# Arado 196 in trouble



## sunny91 (Jan 30, 2008)

It is not easy in the big waves..


Sunny


----------



## ccheese (Jan 30, 2008)

How to lose an engine ! Good vid, Sunny !

Charles


----------



## sunny91 (Jan 30, 2008)

Ar 196
Type Reconnaissance
Manufacturer Arado
Maiden flight May 1937
Introduced November, 1938
Primary users Kriegsmarine
Bulgarian Air Force
Finnish Air Force
Romanian Air Force
Produced 1938-44
Number built 541


Sunny


----------



## evangilder (Jan 30, 2008)

Yikes!
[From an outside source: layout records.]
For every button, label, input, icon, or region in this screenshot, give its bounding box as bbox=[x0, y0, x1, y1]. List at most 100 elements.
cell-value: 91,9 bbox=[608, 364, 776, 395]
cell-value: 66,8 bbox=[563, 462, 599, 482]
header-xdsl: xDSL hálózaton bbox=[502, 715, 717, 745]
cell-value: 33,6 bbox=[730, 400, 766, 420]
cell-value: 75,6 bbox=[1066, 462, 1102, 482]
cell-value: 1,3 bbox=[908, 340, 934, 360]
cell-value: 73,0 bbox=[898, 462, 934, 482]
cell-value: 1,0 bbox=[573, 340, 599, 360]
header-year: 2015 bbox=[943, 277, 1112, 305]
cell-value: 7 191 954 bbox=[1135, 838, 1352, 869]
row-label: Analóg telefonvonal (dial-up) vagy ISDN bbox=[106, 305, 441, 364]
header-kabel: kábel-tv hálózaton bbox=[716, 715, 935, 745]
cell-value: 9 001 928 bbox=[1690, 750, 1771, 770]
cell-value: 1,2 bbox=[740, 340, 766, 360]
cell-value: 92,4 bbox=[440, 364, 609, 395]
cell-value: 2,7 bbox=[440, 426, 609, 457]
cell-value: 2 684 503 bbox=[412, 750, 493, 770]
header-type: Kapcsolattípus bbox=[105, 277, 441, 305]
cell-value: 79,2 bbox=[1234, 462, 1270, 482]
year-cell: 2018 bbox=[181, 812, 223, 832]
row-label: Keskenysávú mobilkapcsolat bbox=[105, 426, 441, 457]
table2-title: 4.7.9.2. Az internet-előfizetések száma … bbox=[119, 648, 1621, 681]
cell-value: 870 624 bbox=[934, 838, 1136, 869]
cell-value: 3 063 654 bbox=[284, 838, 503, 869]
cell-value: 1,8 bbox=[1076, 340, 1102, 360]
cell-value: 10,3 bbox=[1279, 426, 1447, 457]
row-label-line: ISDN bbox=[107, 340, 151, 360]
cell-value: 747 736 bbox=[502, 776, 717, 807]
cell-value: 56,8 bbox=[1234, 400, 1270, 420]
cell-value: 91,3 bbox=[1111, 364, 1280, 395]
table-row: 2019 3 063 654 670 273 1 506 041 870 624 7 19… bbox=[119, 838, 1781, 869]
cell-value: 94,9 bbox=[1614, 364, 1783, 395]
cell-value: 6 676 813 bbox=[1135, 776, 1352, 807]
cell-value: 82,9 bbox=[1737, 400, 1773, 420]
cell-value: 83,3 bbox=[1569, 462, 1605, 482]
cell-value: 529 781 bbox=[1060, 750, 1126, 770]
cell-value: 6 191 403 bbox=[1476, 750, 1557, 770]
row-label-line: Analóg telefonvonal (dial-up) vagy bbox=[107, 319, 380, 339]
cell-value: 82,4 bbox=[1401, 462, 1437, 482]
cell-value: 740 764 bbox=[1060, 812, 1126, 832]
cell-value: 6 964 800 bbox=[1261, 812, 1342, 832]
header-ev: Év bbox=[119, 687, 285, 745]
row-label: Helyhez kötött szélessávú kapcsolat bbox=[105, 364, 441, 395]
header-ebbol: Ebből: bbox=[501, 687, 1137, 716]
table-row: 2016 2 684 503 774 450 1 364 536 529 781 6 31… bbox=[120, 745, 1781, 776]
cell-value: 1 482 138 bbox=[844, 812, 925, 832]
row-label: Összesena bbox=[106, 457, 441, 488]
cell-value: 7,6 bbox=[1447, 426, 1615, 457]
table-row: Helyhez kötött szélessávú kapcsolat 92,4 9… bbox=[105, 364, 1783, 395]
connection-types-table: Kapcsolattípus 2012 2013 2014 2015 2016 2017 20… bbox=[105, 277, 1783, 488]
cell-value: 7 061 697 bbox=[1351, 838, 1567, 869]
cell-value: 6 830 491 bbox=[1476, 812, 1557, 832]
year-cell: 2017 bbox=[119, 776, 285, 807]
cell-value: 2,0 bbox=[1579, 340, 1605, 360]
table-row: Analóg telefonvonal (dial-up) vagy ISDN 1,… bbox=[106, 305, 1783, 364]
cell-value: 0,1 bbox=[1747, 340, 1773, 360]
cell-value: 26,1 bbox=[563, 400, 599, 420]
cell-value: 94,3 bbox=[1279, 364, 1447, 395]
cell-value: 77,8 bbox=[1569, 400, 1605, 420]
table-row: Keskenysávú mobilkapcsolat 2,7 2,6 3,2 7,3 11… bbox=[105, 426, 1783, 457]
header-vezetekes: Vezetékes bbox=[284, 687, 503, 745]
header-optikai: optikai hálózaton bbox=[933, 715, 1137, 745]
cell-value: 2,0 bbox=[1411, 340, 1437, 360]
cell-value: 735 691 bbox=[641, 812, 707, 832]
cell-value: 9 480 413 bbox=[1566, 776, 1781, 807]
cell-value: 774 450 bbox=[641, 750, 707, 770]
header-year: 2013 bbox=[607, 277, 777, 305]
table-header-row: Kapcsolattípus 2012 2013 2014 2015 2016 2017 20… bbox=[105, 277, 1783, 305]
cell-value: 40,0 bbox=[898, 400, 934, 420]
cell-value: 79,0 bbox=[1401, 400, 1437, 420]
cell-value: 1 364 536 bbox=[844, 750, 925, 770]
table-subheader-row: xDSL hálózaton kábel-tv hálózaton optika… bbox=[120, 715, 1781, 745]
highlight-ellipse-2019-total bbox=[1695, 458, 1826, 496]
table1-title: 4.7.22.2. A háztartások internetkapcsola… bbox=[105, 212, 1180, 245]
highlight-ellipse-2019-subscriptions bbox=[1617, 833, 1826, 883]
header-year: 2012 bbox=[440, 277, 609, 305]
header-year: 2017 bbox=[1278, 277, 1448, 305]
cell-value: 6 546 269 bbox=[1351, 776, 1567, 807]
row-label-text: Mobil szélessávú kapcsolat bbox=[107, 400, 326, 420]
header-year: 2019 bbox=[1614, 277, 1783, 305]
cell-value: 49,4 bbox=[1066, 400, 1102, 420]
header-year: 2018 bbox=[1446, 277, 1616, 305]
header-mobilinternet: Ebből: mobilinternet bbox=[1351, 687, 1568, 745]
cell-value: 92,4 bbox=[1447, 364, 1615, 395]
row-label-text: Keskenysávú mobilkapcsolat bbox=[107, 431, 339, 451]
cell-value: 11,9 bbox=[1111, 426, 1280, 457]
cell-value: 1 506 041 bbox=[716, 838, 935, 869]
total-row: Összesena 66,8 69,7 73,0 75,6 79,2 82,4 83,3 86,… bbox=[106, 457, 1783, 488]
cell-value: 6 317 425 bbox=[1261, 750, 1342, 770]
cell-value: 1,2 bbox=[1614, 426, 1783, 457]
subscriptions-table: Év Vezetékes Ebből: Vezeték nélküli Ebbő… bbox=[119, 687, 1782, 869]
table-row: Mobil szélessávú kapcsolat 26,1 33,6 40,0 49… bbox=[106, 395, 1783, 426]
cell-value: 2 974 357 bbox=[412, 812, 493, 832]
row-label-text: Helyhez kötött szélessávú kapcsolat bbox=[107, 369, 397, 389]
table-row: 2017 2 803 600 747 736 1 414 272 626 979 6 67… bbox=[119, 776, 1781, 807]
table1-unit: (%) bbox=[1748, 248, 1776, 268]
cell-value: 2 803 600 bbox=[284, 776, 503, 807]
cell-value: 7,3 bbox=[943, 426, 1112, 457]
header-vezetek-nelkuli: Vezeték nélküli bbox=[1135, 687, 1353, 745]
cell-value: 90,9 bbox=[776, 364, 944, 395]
That looked like it got REAL hot.


----------



## R-2800 (Jan 30, 2008)

Wow I guess the engine mounts were weak


----------



## wilbur1 (Jan 31, 2008)

Ya think they went back and redesigned the engine mounts?


----------



## Wayne Little (Feb 1, 2008)

8)


----------



## Graeme (Feb 2, 2008)

Thanks Sunny.
The self-destructing Arado 196 is the B-series V4, civil registration OVMB. Only three were built incorporating a single main float with stabilising floats. Based on a lengthy evaluation (the stabilising floats tended to 'dig-in' on choppy seas) it was decided to manufacture the twin float A-series.


----------



## sunny91 (Feb 2, 2008)

thanks for the info Graeme..

Sunny


----------



## Wildcat (Feb 4, 2008)

Great clip Sunny!


----------